There have been plenty of threads bashing other specific individuals, named or not, for all kinds of minor and major reasons. I don’t see why the fact of an individual’s prior participation in this board should afford any protection. It does, to some extent, and both lindsaybluth and Richard Pearse have their defenders in those threads. Actually I found the defenders for the latter the most eye-opening part; there may be several dynamics at work, but some are clearly favoring him. The same circumstances recounted by his wife or a third-party observer would not have received the same distribution of responses.

How do you know?

BTW Sparks, there is a lot of difference between being a defender and being a person who may not wish to condemn a poster.

If I post asking to give a guy a break that hardly qualifies as a defender.

I’m not familiar with the specific thread. But I’m sure with something like that, every person gets to project every bad breakup onto that discussion.

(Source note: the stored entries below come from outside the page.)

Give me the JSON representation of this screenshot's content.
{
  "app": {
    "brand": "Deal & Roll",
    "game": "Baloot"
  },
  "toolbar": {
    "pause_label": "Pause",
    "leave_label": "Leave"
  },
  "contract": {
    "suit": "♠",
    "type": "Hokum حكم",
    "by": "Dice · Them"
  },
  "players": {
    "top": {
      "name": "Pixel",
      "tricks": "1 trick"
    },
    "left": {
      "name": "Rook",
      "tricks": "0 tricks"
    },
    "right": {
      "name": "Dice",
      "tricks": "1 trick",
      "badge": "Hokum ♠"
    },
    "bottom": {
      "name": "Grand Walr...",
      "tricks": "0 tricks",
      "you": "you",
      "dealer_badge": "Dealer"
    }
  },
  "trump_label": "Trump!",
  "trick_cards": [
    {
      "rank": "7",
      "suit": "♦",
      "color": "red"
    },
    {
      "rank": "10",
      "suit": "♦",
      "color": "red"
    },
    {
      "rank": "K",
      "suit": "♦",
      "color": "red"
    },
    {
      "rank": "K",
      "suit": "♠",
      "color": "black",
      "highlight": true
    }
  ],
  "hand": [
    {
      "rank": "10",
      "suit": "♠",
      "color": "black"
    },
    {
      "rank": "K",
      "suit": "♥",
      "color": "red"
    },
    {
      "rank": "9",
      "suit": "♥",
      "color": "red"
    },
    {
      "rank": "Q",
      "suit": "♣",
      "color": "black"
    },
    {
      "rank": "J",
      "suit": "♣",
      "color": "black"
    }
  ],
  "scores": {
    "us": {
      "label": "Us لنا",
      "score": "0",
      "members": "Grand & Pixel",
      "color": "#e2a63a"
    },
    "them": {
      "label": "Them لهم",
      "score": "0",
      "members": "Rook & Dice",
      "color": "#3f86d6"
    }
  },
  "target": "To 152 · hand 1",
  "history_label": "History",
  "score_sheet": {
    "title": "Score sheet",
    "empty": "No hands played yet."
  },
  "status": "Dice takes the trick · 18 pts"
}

Reread that OP and imagine it being recounted from the wife’s perspective. (Husband has been working out of town. One night there’s a call, he’s “questioning our relationship” and yes, he’s hooked up with a woman he’s been working with. He’s leaving her and the young children to be with new squeeze.)

I bet that if she had been the longtime poster here, he would have had nobody calling him “awesome,” saying she “should have made more effort to keep him attracted,” or waving it off with “he hasn’t destroyed anyone’s life” and “it’s just a divorce…no one has done anything wrong.” I expect there would be, for her, limitless sympathy and e-hugs, advice on ruthless legal strategy, offers of assistance from folks nearby; for him, pure contemptuous scorn, and maybe a suggestion that he deserved to be shot.

Sure. But see, that’s just it–he took some heat, but it was tempered by the fact that he was “here.” She’s a little more abstract. If it were flipped, then I think you’d see the real wolfpack come out.

I know that I have seen posters recommend programs like Marriage Builders but I can’t seem to turn up anything in search.

Not frequently, I might add. But I had never heard of that program prior to reading it on here and it was some thought-provoking reading.

When my wife left me (we ultimately reconciled) I started a couple of threads on the issue: one just feeling sorry for myself, the other asking for advice on how to handle locks & keys & such. In both (but particularly the latter) I received some comments to the effect of *You’re not acting like someone who wants her to come back. If you want her back, do this instead of what you just suggested, idiot.

*A couple of those were surprisingly helpful. I probably should have said thank you at some point.

BTW, when I say “thought-provoking”, I am not indicating agreement. I don’t want to derail this thread, though.

ISTM that the posters on this board tend to skew young, and hence naive about a lot of of life.

In particular, there’s less of a willingness to accept imperfection in life and relationships, and this gives rise to the idea that if the relationship being discussed is clearly less than perfect, it would be a good idea to chuck it and go find one that is perfect.

I suspect that an older and wiser audience, which has learned to accept imperfection in life, and realizes that the next relationship will undoubtedly have imperfections and problems of its own, would have a different attitude.